À Saint-Pierre, le maire sortant Yannick Cambray a confirmé dès l’automne sa volonté de briguer un second mandat. À la tête de la liste Cap sur l’Avenir, il s’appuie sur une partie de l’équipe municipale en place depuis six ans et défend un bilan axé sur la continuité de l’action publique. Face à lui, une liste d’opposition s’est officiellement déclarée la semaine dernière. Privée de son chef de file initialement pressenti, la liste Ensemble pour Construire sera conduite par Martin Detcheverry, qui revendique une démarche de rassemblement et une vision tournée vers « la ville de demain ».
Continuité des projets pour les équipes sortantes
Pour les maires sortants, la priorité affichée reste la poursuite des chantiers déjà lancés. À Miquelon, Franck Detcheverry, qui avait initialement annoncé ne vouloir effectuer qu’un seul mandat, a finalement décidé de se représenter. Il justifie ce choix par l’ampleur des projets engagés par la commune, dont certains n’en sont qu’à leurs premières étapes. La création de logements en co-living, la mise en service du cinéma communal et surtout le développement du nouveau village figurent parmi les dossiers structurants, appelés à s’inscrire dans le temps long.

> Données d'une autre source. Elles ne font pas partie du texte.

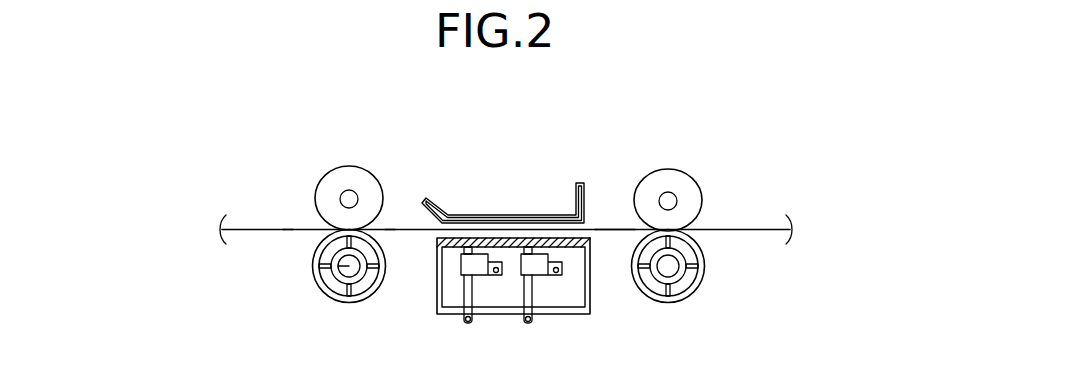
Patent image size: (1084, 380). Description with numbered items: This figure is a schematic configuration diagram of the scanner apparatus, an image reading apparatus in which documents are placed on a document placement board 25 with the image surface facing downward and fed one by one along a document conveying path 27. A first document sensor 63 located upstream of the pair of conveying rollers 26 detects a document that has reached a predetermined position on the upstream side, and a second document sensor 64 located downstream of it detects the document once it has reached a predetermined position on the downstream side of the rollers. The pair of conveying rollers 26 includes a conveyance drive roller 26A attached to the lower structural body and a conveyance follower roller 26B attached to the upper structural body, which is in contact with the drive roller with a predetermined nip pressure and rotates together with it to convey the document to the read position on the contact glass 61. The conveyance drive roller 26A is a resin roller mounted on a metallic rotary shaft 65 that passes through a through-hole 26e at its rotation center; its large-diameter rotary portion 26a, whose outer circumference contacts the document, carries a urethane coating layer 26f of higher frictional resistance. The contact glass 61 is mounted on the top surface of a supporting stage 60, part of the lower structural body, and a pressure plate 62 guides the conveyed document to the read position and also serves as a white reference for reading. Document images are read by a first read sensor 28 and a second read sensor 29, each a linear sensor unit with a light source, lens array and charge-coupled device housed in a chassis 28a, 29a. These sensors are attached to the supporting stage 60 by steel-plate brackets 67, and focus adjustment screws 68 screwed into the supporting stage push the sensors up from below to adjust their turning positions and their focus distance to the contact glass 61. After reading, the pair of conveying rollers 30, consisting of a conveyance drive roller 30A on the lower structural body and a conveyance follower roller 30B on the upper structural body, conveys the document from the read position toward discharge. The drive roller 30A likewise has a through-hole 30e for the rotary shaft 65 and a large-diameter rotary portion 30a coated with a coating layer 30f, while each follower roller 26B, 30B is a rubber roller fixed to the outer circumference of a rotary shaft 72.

The document placement board 25 is at (266, 228).
The pair of conveying rollers 26 is at (365, 131).
The conveyance drive roller 26A is at (348, 308).
The conveyance follower roller 26B is at (369, 156).
The large-diameter rotary portion 26a is at (366, 283).
The through-hole 26e is at (360, 262).
The coating layer 26f is at (336, 298).
The document conveying path 27 is at (613, 228).
The first read sensor 28 is at (475, 251).
The chassis 28a is at (490, 295).
The second read sensor 29 is at (534, 251).
The chassis 29a is at (518, 310).
The pair of conveying rollers 30 is at (724, 157).
The conveyance drive roller 30A is at (668, 311).
The conveyance follower roller 30B is at (664, 158).
The large-diameter rotary portion 30a is at (688, 283).
The through-hole 30e is at (677, 260).
The coating layer 30f is at (690, 298).
The supporting stage 60 is at (563, 315).
The contact glass 61 is at (510, 238).
The pressure plate 62 is at (438, 205).
The first document sensor 63 is at (289, 220).
The second document sensor 64 is at (390, 221).
The rotary shaft 65 is at (320, 280).
The bracket 67 is at (458, 302).
The focus adjustment screw 68 is at (467, 326).
The rotary shaft 72 is at (341, 196).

À Saint-Pierre également, la majorité sortante met en avant la nécessité de mener à terme plusieurs projets jugés essentiels pour le territoire. Parmi eux, la future résidence seniors, la modernisation des réseaux d’assainissement du port et la gestion du volet déchets. Autant de dossiers lourds, nécessitant stabilité politique et cohérence budgétaire selon l’équipe en place.
Budget, environnement et qualité de vie au centre des critiques
Du côté de l’opposition, le discours se veut plus critique. La liste Ensemble pour Construire insiste sur les enjeux environnementaux et la qualité de vie, tout en pointant un budget communal qu’elle estime déséquilibré. Pour Martin Detcheverry, le budget doit redevenir un outil au service d’une politique claire, permettant de porter des projets sans fragiliser les finances de la collectivité.
Si la confrontation est désormais actée à Saint-Pierre, la situation reste plus ouverte à Miquelon. Des rumeurs évoquent la possible émergence d’une candidature d’opposition, sans qu’aucune annonce officielle n’ait encore été faite. Le calendrier électoral laisse encore quelques semaines de suspense : la date limite de dépôt des candidatures est fixée au 26 février.
Dans un archipel où les équilibres sont fragiles et les investissements structurants, ces municipales s’annoncent comme un choix déterminant entre continuité et alternative, avec en toile de fond l’exigence de gestion rigoureuse, de stabilité institutionnelle et de développement durable au service de la population.